In wikipedia page about covariant derivative, it is said:
The covariant derivative is a generalization of the directional derivative from vector calculus. As with the directional derivative, the covariant derivative is a rule, $ \nabla _{\mathbf {u} }{\mathbf {v} } $, which takes as its inputs: [...]. The output is the vector $\nabla_{\mathbf u}{\mathbf v}(P)$, also at the point 'P'.
this phrase surprises me, because it is said covariant derivative extends the directional derivative, but directional derivative result can be and scalar (when applied to a function $R^n \rightarrow R$), a vector (when applied to a function $R^n \rightarrow R^m$), ...
However, notation $\nabla_{\mathbf u}{\mathbf v}(P)$ remembers the one of gradient, that is always a vector, but only applicable to a function $R^n \rightarrow R$.

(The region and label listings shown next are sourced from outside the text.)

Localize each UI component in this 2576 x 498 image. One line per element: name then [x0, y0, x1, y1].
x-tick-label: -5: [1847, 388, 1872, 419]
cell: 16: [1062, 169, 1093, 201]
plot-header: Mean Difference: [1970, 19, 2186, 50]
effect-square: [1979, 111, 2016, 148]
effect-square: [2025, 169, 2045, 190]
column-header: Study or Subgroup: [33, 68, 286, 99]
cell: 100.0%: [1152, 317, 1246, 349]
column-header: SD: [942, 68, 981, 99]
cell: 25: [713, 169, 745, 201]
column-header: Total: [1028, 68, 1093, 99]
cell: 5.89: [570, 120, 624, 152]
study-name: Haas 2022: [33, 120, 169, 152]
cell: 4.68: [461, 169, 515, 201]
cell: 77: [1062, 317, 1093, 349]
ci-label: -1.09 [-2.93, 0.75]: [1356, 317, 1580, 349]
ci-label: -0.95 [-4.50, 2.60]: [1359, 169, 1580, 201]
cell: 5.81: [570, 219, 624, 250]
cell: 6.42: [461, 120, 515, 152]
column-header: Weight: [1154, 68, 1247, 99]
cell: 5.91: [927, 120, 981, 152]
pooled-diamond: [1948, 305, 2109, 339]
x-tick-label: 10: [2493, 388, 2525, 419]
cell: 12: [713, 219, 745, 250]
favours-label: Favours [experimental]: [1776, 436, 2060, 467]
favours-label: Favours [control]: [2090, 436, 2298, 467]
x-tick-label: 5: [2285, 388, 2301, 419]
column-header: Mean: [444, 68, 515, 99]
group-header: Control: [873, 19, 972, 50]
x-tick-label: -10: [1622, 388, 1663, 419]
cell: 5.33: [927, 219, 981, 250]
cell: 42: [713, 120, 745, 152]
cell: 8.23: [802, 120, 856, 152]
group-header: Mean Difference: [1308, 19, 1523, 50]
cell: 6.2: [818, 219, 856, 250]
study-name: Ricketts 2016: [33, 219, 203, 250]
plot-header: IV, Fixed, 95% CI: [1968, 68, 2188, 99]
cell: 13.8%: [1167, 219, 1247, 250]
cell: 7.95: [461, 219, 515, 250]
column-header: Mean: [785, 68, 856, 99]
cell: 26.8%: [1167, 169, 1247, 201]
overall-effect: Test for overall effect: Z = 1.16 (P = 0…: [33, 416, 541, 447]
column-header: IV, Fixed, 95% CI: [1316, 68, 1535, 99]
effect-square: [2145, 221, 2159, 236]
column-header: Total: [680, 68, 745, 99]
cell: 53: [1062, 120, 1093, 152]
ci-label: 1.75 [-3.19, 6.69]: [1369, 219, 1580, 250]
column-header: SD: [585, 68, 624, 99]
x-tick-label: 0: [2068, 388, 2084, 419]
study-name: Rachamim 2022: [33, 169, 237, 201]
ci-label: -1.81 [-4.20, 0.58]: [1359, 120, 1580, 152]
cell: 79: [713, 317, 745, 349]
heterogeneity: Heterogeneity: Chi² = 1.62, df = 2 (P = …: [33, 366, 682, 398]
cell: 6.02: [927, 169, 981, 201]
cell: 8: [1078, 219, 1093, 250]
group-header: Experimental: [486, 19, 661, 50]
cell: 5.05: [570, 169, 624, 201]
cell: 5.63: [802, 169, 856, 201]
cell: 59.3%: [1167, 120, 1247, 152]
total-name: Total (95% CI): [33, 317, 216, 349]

Could someone please clarify ? Thanks.
When you take the directionnal derivative of a function, you still get a function $$\nabla_Uf:x\mapsto (\nabla_Uf)(x)= df_x(U)\in\mathbb{R}.$$ What allows the covariant derivative is to "differentiate an object along a direction", and still get an object of the same nature. Here if $V$ is a vector field on your manifold $M$, $\nabla_UV$ will still be a vector field $$\nabla_UV:x\mapsto(\nabla_UV)|_x\in T_xM.$$ About the notation $\nabla$: if you are endowed with a metric $(\cdot,\cdot)$ you can associate to your function $f$ a vector field $\mathrm{grad}\,f$ checking the relation $(\mathrm{grad}\,f,X)=df(X)=\nabla_X f$ for all vector field $X$, and if so you usually identify $\nabla f$ and $\mathrm{grad}\,f$ even if these are two different mathematical things, namely a $1$-form and a vector field.